Under the \(H_0\), the probability that it is larger than the 95ht percentile of the \(T\) distribution is 5%.
The 95ht percentile of the T distribution with 15 sf is 1.7531 (obtained via qt(.95, 15))
So that out test statistic is now \(\frac{\sqrt{16}(32-30)}{10}=0.8\)
As 0.8 is not greater than qt(.95, 15) we correctly reject the alternative hypothesis.

10.5.2 Two Sided Tests

Suppose that we would reject the null hypothesis if in fact the mean was too large or too small.
That is, we want to test the alternative \(H_a : \mu \ne 30\).
We will reject if the test statistic, 0.8, is either too large or too small.
Then we want the probability of rejecting under then null to be 5%, split equally as 2.5% in the upper tail and 2.5% in the lower tail.
Thus we reject if our test statistic is larger than qt(.975, 15) or smaller than qt(.025, 15)
- This is the same as saying reject, if the absolute value of our statistic is larger than qt(.975, 15)=2.1314.
- So in this case, we also accept the two sided test as well.

10.5.3 T Test in R

library(UsingR); data(father.son)

t.test(father.son$sheight - father.son$fheight)

## 
##  One Sample t-test
## 
## data:  father.son$sheight - father.son$fheight
## t = 11.789, df = 1077, p-value < 2.2e-16
## alternative hypothesis: true mean is not equal to 0
## 95 percent confidence interval:
##  0.8310296 1.1629160
## sample estimates:
## mean of x 
## 0.9969728

10.5.4 Connections with Confidence Intervals

Consider testing \(H_0:\mu = \mu_0\) versus \(H_a:\mu\ne\mu_0\)
Take the set of all possible values for which you fail to reject \(H_0\), this set is a \((1-\alpha)100\%\) confidence interval for \(\mu\)
The same works in reverse; if a \((1-\alpha)100\%\) confidence interval contains \(\mu_0\), then we fail to reject \(H_0\)
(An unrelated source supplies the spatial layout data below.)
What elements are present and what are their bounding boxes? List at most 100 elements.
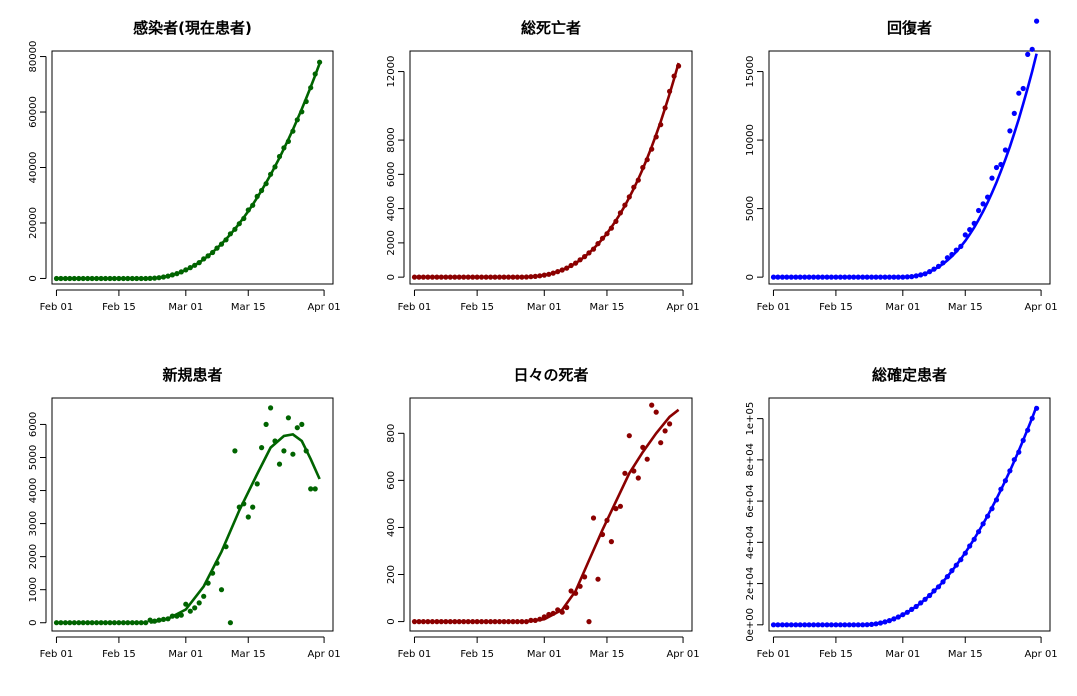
data-point	[1007, 128, 1013, 134]
data-point	[1016, 90, 1022, 96]
y-tick-label: 8e+04	[745, 443, 756, 477]
data-point	[268, 171, 274, 177]
data-point	[147, 275, 153, 281]
data-point	[1025, 51, 1031, 58]
data-point	[174, 271, 180, 277]
x-tick-label: Mar 15	[948, 302, 983, 313]
data-point	[590, 515, 597, 521]
data-point	[232, 226, 238, 232]
data-point	[438, 619, 444, 625]
data-point	[156, 275, 162, 281]
data-point	[116, 275, 122, 282]
data-point	[864, 274, 870, 280]
data-point	[564, 265, 570, 271]
chart-panel-2: 総死亡者 Feb 01 Feb 15 Mar 01 Mar 15 Apr 01 0 2000 4…	[386, 19, 700, 313]
data-point	[420, 274, 426, 280]
data-point	[985, 194, 991, 200]
x-tick-label: Mar 01	[527, 649, 562, 660]
data-point	[111, 275, 117, 282]
x-tick-label: Mar 15	[948, 649, 983, 660]
data-point	[312, 486, 318, 492]
data-point	[245, 207, 251, 213]
data-point	[931, 588, 937, 594]
data-point	[447, 619, 453, 625]
x-tick-label: Mar 15	[590, 302, 625, 313]
data-point	[160, 274, 167, 280]
data-point	[1034, 18, 1040, 24]
data-point	[443, 274, 449, 280]
chart-panel-4: 新規患者 Feb 01 Feb 15 Mar 01 Mar 15 Apr 01 0 1000 2…	[28, 366, 341, 660]
data-point	[1020, 437, 1026, 443]
data-point	[882, 619, 888, 625]
data-point	[416, 274, 422, 280]
data-point	[644, 157, 650, 163]
data-point	[550, 270, 556, 276]
data-point	[802, 622, 808, 628]
data-point	[102, 620, 109, 626]
data-point	[276, 153, 283, 160]
data-point	[811, 622, 817, 628]
data-point	[134, 620, 140, 626]
data-point	[259, 187, 265, 194]
data-point	[833, 622, 839, 628]
data-point	[949, 568, 955, 574]
data-point	[1020, 85, 1026, 92]
data-point	[891, 274, 897, 280]
data-point	[263, 181, 269, 187]
data-point	[488, 619, 494, 625]
y-tick-label: 15000	[745, 56, 756, 88]
data-point	[953, 247, 959, 253]
data-point	[259, 445, 265, 451]
data-point	[626, 433, 632, 439]
data-point	[793, 274, 799, 280]
data-point	[429, 274, 435, 280]
data-point	[869, 621, 875, 628]
data-point	[993, 497, 1000, 503]
data-point	[1011, 457, 1017, 463]
data-point	[474, 619, 480, 625]
data-point	[479, 274, 485, 280]
data-point	[514, 619, 521, 625]
data-point	[456, 619, 462, 625]
data-point	[223, 237, 229, 243]
y-tick-label: 4000	[386, 196, 397, 221]
data-point	[559, 267, 565, 273]
x-tick-label: Feb 01	[757, 302, 791, 313]
data-point	[281, 145, 287, 151]
data-point	[456, 274, 462, 280]
data-point	[676, 63, 682, 69]
data-point	[1029, 415, 1035, 421]
data-point	[434, 619, 440, 625]
data-point	[891, 616, 897, 622]
y-tick-label: 6e+04	[745, 484, 756, 518]
data-point	[299, 421, 305, 427]
data-point	[102, 275, 109, 282]
data-point	[846, 274, 852, 280]
data-point	[62, 275, 68, 282]
data-point	[272, 438, 278, 444]
data-point	[169, 613, 175, 619]
data-point	[631, 468, 637, 474]
data-point	[452, 619, 458, 625]
data-point	[129, 275, 135, 282]
data-point	[138, 275, 144, 282]
data-point	[577, 583, 583, 589]
data-point	[80, 620, 86, 626]
data-point	[869, 274, 875, 280]
data-point	[608, 539, 615, 545]
data-point	[797, 274, 803, 280]
data-point	[595, 576, 601, 582]
x-tick-label: Apr 01	[1024, 649, 1057, 660]
data-point	[819, 622, 826, 628]
data-point	[806, 622, 812, 628]
data-point	[107, 275, 113, 282]
data-point	[989, 175, 995, 181]
data-point	[501, 274, 507, 280]
data-point	[658, 440, 664, 446]
data-point	[254, 481, 260, 487]
data-point	[411, 619, 418, 625]
y-tick-label: 60000	[28, 96, 39, 128]
plot-frame	[768, 50, 1051, 285]
data-point	[438, 274, 444, 280]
10.5.5 Two Group Intervals

First, now you know how to do two group T tests since we already covered dependent group T intervals
Rejection rules are exactly the same
Test \(H_0:\mu_1=\mu_2\)

10.5.6 Example

This example will use the chick weight data

# First, we need to reformat the data using reshape2

# Load packages and dataset
library(datasets); data(""); library(reshape2)

wideCW <- dcast(ChickWeight, Diet + Chick ~ Time, value.var = "weight")
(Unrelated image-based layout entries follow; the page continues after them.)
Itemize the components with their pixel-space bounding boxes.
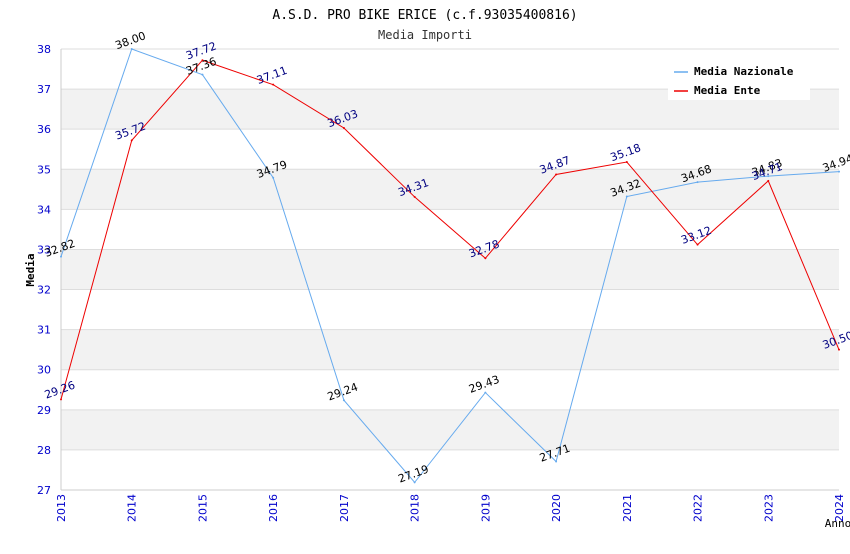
y-tick-label-30: 30: [37, 364, 51, 377]
data-point-ente-2019: [484, 257, 487, 260]
x-tick-label-2023: 2023: [762, 494, 775, 522]
y-tick-label-35: 35: [37, 163, 51, 176]
series-line-media-ente: [60, 59, 840, 400]
chart-legend: Media Nazionale Media Ente: [668, 60, 810, 100]
x-tick-label-2017: 2017: [338, 494, 351, 522]
chart-background-bands: [61, 89, 839, 450]
band-30-31: [61, 329, 839, 370]
x-tick-label-2014: 2014: [126, 494, 139, 522]
data-point-ente-2023: [767, 179, 770, 182]
data-label-nazionale-2017: 29.24: [326, 380, 360, 403]
data-point-nazionale-2021: [625, 195, 628, 198]
chart-axes: 27 28 29 30 31 32 33 34 35 36 37 38 2013 2014 2015 2016…: [37, 43, 846, 522]
y-tick-label-31: 31: [37, 324, 51, 337]
y-tick-label-37: 37: [37, 83, 51, 96]
series-line-media-nazionale: [60, 48, 840, 484]
data-point-ente-2024: [838, 348, 840, 351]
legend-box: [668, 60, 810, 100]
x-tick-label-2020: 2020: [550, 494, 563, 522]
legend-label-media-ente: Media Ente: [694, 84, 761, 97]
data-label-nazionale-2018: 27.19: [396, 463, 430, 486]
data-point-ente-2018: [413, 195, 416, 198]
data-point-ente-2014: [130, 139, 133, 142]
band-28-29: [61, 409, 839, 450]
y-tick-label-27: 27: [37, 484, 51, 497]
data-point-ente-2016: [272, 83, 275, 86]
y-tick-label-36: 36: [37, 123, 51, 136]
data-point-ente-2015: [201, 59, 204, 62]
legend-label-media-nazionale: Media Nazionale: [694, 65, 794, 78]
data-point-nazionale-2017: [342, 399, 345, 402]
data-point-ente-2013: [60, 398, 62, 401]
y-tick-label-34: 34: [37, 203, 51, 216]
x-tick-label-2013: 2013: [55, 494, 68, 522]
data-point-nazionale-2023: [767, 175, 770, 178]
y-tick-label-38: 38: [37, 43, 51, 56]
data-point-ente-2017: [342, 126, 345, 129]
x-tick-label-2022: 2022: [692, 494, 705, 522]
data-point-nazionale-2013: [60, 255, 62, 258]
band-34-35: [61, 169, 839, 210]
data-point-nazionale-2018: [413, 481, 416, 484]
x-tick-label-2019: 2019: [479, 494, 492, 522]
x-tick-label-2015: 2015: [196, 494, 209, 522]
data-label-ente-2013: 29.26: [43, 379, 77, 402]
data-point-nazionale-2022: [696, 181, 699, 184]
chart-subtitle: Media Importi: [378, 28, 472, 42]
x-axis-label: Anno: [825, 517, 850, 530]
x-tick-label-2024: 2024: [833, 494, 846, 522]
y-axis-label: Media: [24, 253, 37, 286]
data-label-nazionale-2019: 29.43: [467, 373, 501, 396]
x-tick-label-2016: 2016: [267, 494, 280, 522]
data-point-nazionale-2024: [838, 170, 840, 173]
data-point-nazionale-2014: [130, 48, 133, 50]
y-tick-label-33: 33: [37, 243, 51, 256]
data-point-nazionale-2019: [484, 391, 487, 394]
y-tick-label-28: 28: [37, 444, 51, 457]
data-label-ente-2016: 37.11: [255, 64, 289, 87]
x-tick-label-2018: 2018: [409, 494, 422, 522]
x-tick-label-2021: 2021: [621, 494, 634, 522]
data-point-nazionale-2016: [272, 176, 275, 179]
data-point-nazionale-2015: [201, 73, 204, 76]
data-point-nazionale-2020: [555, 460, 558, 463]
chart-title: A.S.D. PRO BIKE ERICE (c.f.93035400816): [272, 8, 577, 23]
chart-series: [60, 48, 840, 484]
band-32-33: [61, 249, 839, 290]
data-label-ente-2021: 35.18: [609, 141, 643, 164]
data-point-ente-2022: [696, 243, 699, 246]
y-tick-label-29: 29: [37, 404, 51, 417]
data-point-ente-2020: [555, 173, 558, 176]
data-point-ente-2021: [625, 161, 628, 164]
y-tick-label-32: 32: [37, 284, 51, 297]
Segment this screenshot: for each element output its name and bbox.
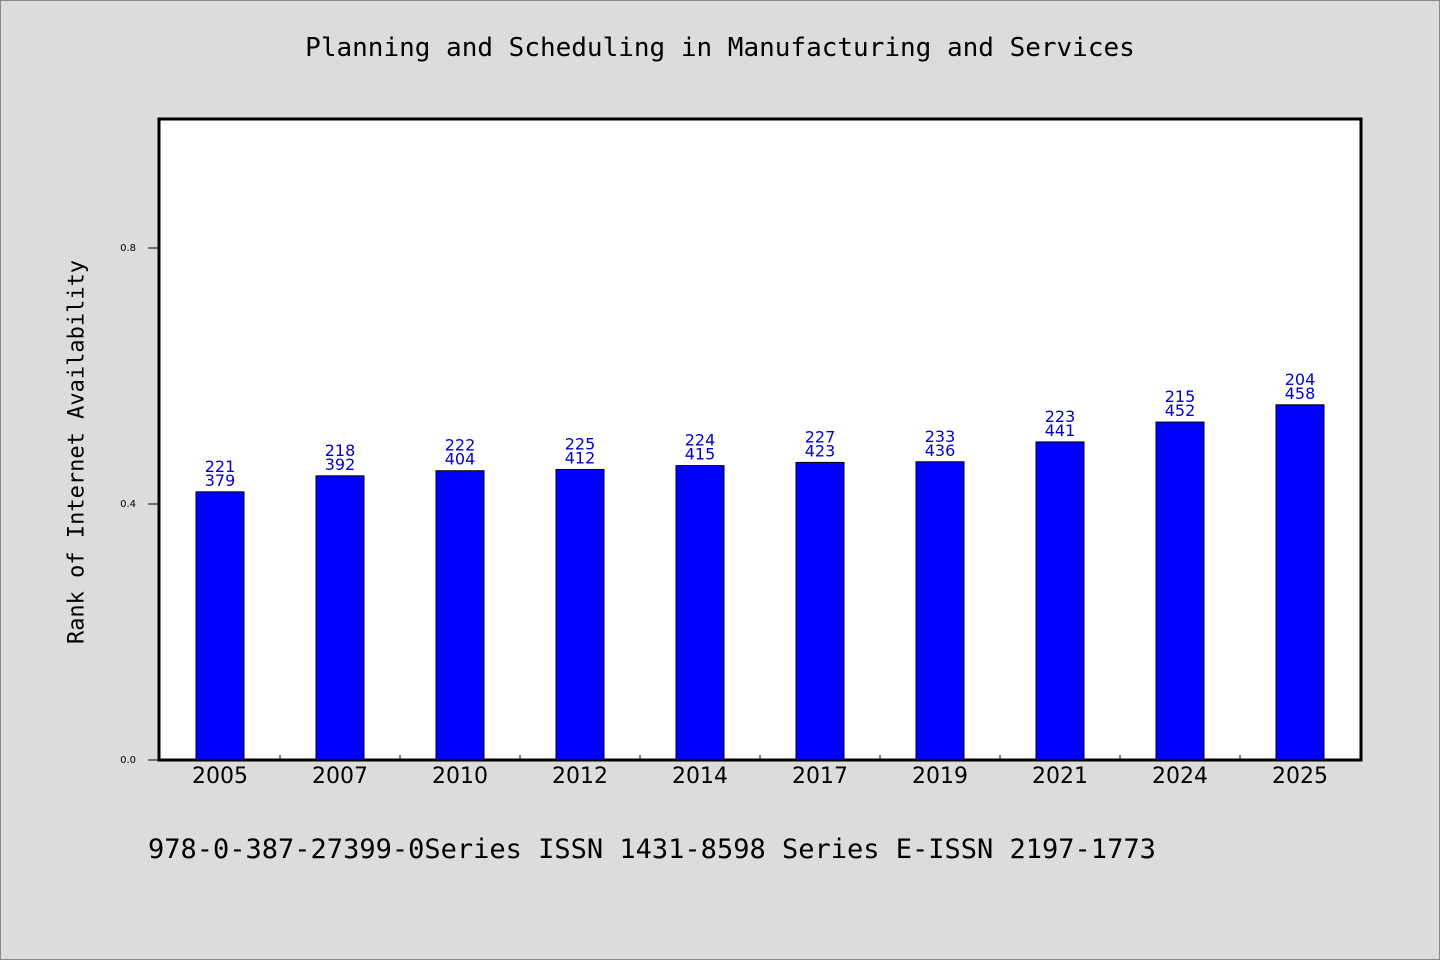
bars-layer: 2213792183922224042254122244152274232334…: [195, 370, 1325, 761]
bar-2021: [1035, 441, 1085, 761]
x-tick-label: 2014: [672, 764, 728, 789]
x-tick-label: 2010: [432, 764, 488, 789]
x-tick-label: 2024: [1152, 764, 1208, 789]
footer-text: 978-0-387-27399-0Series ISSN 1431-8598 S…: [148, 834, 1156, 865]
x-tick-label: 2012: [552, 764, 608, 789]
bar-2025: [1275, 404, 1325, 761]
bar-2005: [195, 491, 245, 761]
bar-label-top: 204: [1285, 370, 1316, 389]
x-tick-label: 2025: [1272, 764, 1328, 789]
x-tick-label: 2005: [192, 764, 248, 789]
bar-label-top: 222: [445, 436, 476, 455]
bar-label-top: 223: [1045, 407, 1076, 426]
x-tick-label: 2021: [1032, 764, 1088, 789]
bar-2012: [555, 468, 605, 761]
bar-label-bottom: 436: [925, 441, 956, 460]
bar-label-bottom: 423: [805, 441, 836, 460]
x-tick-label: 2019: [912, 764, 968, 789]
bar-label-bottom: 441: [1045, 421, 1076, 440]
bar-label-bottom: 404: [445, 450, 476, 469]
bar-label-top: 215: [1165, 387, 1196, 406]
bar-label-bottom: 415: [685, 445, 716, 464]
bar-label-bottom: 379: [205, 471, 236, 490]
bar-label-bottom: 412: [565, 448, 596, 467]
bar-label-bottom: 392: [325, 455, 356, 474]
y-tick-label: 0.0: [120, 755, 136, 766]
y-tick-label: 0.8: [120, 243, 136, 254]
bar-label-top: 221: [205, 457, 236, 476]
chart-title: Planning and Scheduling in Manufacturing…: [305, 33, 1135, 63]
bar-2019: [915, 461, 965, 761]
bar-2007: [315, 475, 365, 761]
x-tick-label: 2007: [312, 764, 368, 789]
ticks-layer: 0.0 0.4 0.8 2005 2007 2010 2012 2014 2017 2019 202…: [120, 243, 1328, 789]
bar-label-bottom: 458: [1285, 384, 1316, 403]
bar-2010: [435, 470, 485, 761]
bar-label-top: 218: [325, 441, 356, 460]
y-tick-label: 0.4: [120, 499, 136, 510]
bar-label-top: 224: [685, 431, 716, 450]
bar-2014: [675, 465, 725, 761]
bar-label-top: 227: [805, 427, 836, 446]
bar-label-bottom: 452: [1165, 401, 1196, 420]
bar-label-top: 233: [925, 427, 956, 446]
bar-2024: [1155, 421, 1205, 761]
bar-2017: [795, 461, 845, 761]
bar-label-top: 225: [565, 434, 596, 453]
x-tick-label: 2017: [792, 764, 848, 789]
names(wideCW)[-(1:2)] <- paste("time", names(wideCW)[-(1:2)], sep = "")

library(dplyr)
wideCW <- mutate(wideCW, 
                 gain = time21 - time0
                 )

# Now we can perform an unequal variance T test comparing diets 1 and 4
wideCW14 <- subset(wideCW, Diet %in% c(1,4))
t.test(gain ~ Diet, paired = FALSE, 
       var.equal = TRUE, data = wideCW14)

## 
##  Two Sample t-test
## 
## data:  gain by Diet
## t = -2.7252, df = 23, p-value = 0.01207
## alternative hypothesis: true difference in means is not equal to 0
## 95 percent confidence interval:
##  -108.14679  -14.81154
## sample estimates:
## mean in group 1 mean in group 4 
##        136.1875        197.6667